I won’t mince any words. The past six weeks have run the gamut from delightful to downright awful.
In early December, I woke up with heart-pounding, stomach-clenching anxiety like I haven’t had since comp exams.
And it continued. And continued. I finally called my dear friend Kimberlee and she packed me up to her house, put me on the couch, and fed me dinner. Jack and Jane drew me pictures, which I have taped above my sink. A few days before all hell broke loose, I had waxed poetic to Jack about the Book of Kells and showed him pictures of the illuminated manuscript on-line. He drew me an illuminated picture of my name. I could not see it for the tears.
Later, Kimberlee and I sat by candle-light late into the evening and talked about dreams and regrets and hopes. A healing, holy moment. For awhile the panic abated.
Yet over the next weeks, I continued to lose sleep, have migraines, and stomach aches. The fear and trembling would strike at the oddest times, then disappear.
At one point, pacing around the living room where I’d had the worst of the panic, I kept saying, “I don’t want to go there again.”
But as clear as can be, I sensed a surprising response: “But Susan, it is a door to your heart, to love and compassion for others. Don’t look at it like a pit you can’t escape, but a door to my redemption.”

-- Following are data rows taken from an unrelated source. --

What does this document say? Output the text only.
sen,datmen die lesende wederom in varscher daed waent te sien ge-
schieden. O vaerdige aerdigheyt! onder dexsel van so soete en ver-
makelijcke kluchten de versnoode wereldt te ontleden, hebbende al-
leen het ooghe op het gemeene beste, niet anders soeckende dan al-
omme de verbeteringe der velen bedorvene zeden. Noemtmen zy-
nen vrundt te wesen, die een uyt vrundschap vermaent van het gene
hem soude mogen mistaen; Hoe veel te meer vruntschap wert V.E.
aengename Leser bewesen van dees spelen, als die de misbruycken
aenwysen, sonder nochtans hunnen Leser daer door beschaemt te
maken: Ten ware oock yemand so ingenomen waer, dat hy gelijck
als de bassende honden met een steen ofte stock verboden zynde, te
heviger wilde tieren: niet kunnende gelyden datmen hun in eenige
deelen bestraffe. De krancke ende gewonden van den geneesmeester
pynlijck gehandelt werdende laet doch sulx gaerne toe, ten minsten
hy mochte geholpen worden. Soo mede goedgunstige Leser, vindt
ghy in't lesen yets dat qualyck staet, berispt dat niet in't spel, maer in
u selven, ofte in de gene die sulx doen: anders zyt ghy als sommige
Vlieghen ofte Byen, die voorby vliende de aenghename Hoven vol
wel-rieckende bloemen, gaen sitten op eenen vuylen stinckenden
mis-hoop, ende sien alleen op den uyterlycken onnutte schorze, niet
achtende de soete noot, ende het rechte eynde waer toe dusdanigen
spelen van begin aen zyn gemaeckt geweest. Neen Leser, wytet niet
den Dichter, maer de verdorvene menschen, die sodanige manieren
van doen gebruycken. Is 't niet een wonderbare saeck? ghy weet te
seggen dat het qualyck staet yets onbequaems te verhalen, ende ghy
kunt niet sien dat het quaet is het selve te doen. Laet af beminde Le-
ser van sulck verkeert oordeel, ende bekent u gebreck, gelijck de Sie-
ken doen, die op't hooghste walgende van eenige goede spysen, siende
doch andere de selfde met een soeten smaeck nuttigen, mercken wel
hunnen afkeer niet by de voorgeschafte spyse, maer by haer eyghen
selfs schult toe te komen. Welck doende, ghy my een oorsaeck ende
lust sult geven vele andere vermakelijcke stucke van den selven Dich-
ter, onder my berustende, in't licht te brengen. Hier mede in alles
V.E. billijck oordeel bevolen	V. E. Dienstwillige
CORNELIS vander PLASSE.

Pit or door. Idol or icon.
Suffering can become an idol. We flee from it in terror or sacrifice to it in hopes of relief. We don’t want to ever go through it again, so we build the walls to keep it out. We move away, or hide away. We offer it tokens to buy an uneasy peace. It can become a petty god, demanding our lives in submission. Idols stop our gaze at themselves–there seems to be nothing more to life.
Or, suffering can be an icon. Never as an end in itself, never to be sought, but when experienced, walked through as a door into a wider reality, a reality where hearts of stone can break and reveal the flesh of Christ’s own love.
A heart that feels grief can also find love painfully present. When I focused on the love, the door opened wide.
I stopped at the exact spot on the carpet where, the night before, grief had filled me, a beige shag abyss of panic, and realized that I never need flee or appease the suffering again. I could simply step into it…and through. I continued to feel the panic in my very marrow and cry out of the depths with the psalmist, but I did not fear it. God could and would redeem the experience. Every experience. No matter what. And not for me alone, but for others, too. The icon beckoned me beyond.
“God comforts us, not to make us comfortable, but to make us comforters.” –J. Henry Jowett
Or as scripture tells us:
“Praise be to the God and Father of our Lord Jesus Christ, the Father of compassion and the God of all comfort, who comforts us in all our troubles, so that we can comfort those in any trouble with the comfort we ourselves receive from God. For just as we share abundantly in the sufferings of Christ, so also our comfort abounds through Christ.” –2 Corinthians 1:3-5
(Not long after this, I got on a plane, weary and spent, to visit my parents for Christmas. During the two wonderful weeks there, my heart began to ease through their loving care and conversation. And a trip to the hospital revealed that, whatever else may be going on, I have acid reflux, which can have very similar symptoms to heart-pounding panic. The treatment helped and I finally slept. Thanks be to God!)